GET /connections?workspace_id=ws-123
Authorization: X-API-Key <key>

[
  {
    "id": "uuid",
    "provider_id": "uuid",
    "provider_name": "google",
    "auth_type": "oauth2",
    "status": "active",
    "scopes": ["email", "calendar.read"],
    "health_status": "healthy",
    "last_health_check_at": "2026-05-19T07:00:00Z",
    "created_at": "2026-05-01T00:00:00Z",
    "updated_at": "2026-05-19T07:00:00Z"
  }
]

Use case: Rendering a connections dashboard with live health indicators.

`GET /connections/{id}/token` (enhanced)¶

The existing token endpoint now includes health_status in its response alongside credentials and strategy.

{
  "strategy": { "type": "oauth2" },
  "credentials": { "access_token": "..." },
  "health_status": "healthy"
}

Use case: Showing an inline warning or re-auth prompt when consuming a credential.

Worker Mode¶

Health workers run inside the standard broker process. For deployments that need to separate HTTP serving from background polling, pass --worker-only to the binary:

nexus-broker --worker-only

In this mode, the HTTP server does not start. The process listens for SIGINT/SIGTERM and cancels the worker context, signalling in-flight checks to stop. Note: the current implementation does not explicitly wait for worker goroutines to complete before exiting.

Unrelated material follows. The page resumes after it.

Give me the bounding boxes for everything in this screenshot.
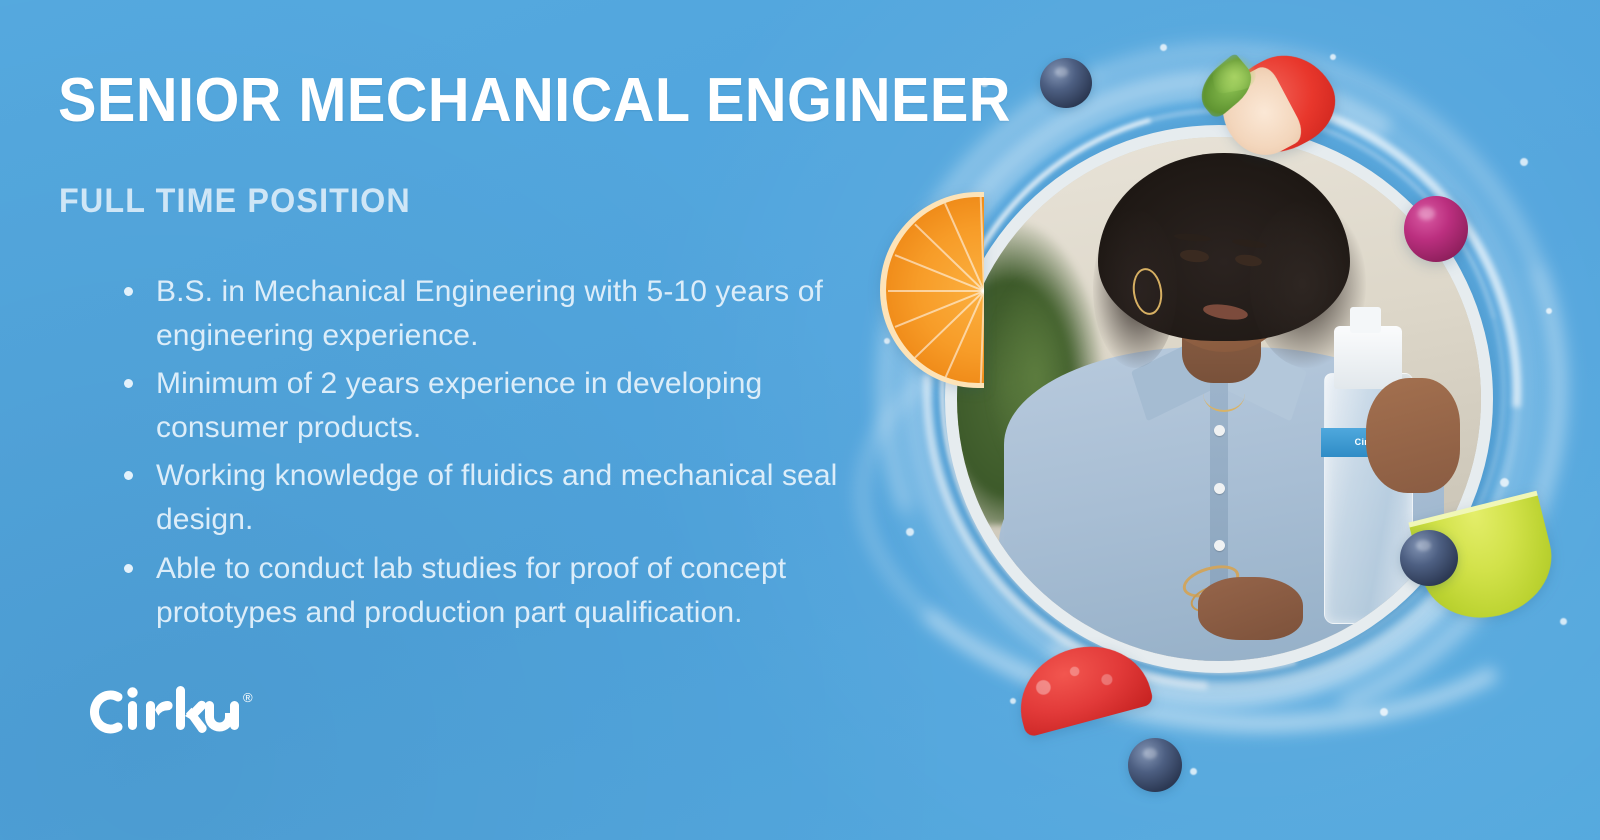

The same Docker image and environment variables are used — just override the container command.

Database Migrations¶

Health check columns are added automatically by the incremental migration scripts. Run:

nexus-broker migrate up

This applies all pending migrations in order (13_add_provider_health.sql, 14_add_connection_health.sql, 15_add_connection_health_index.sql, etc.). There is no need to run individual scripts — the migrator tracks which have already been applied.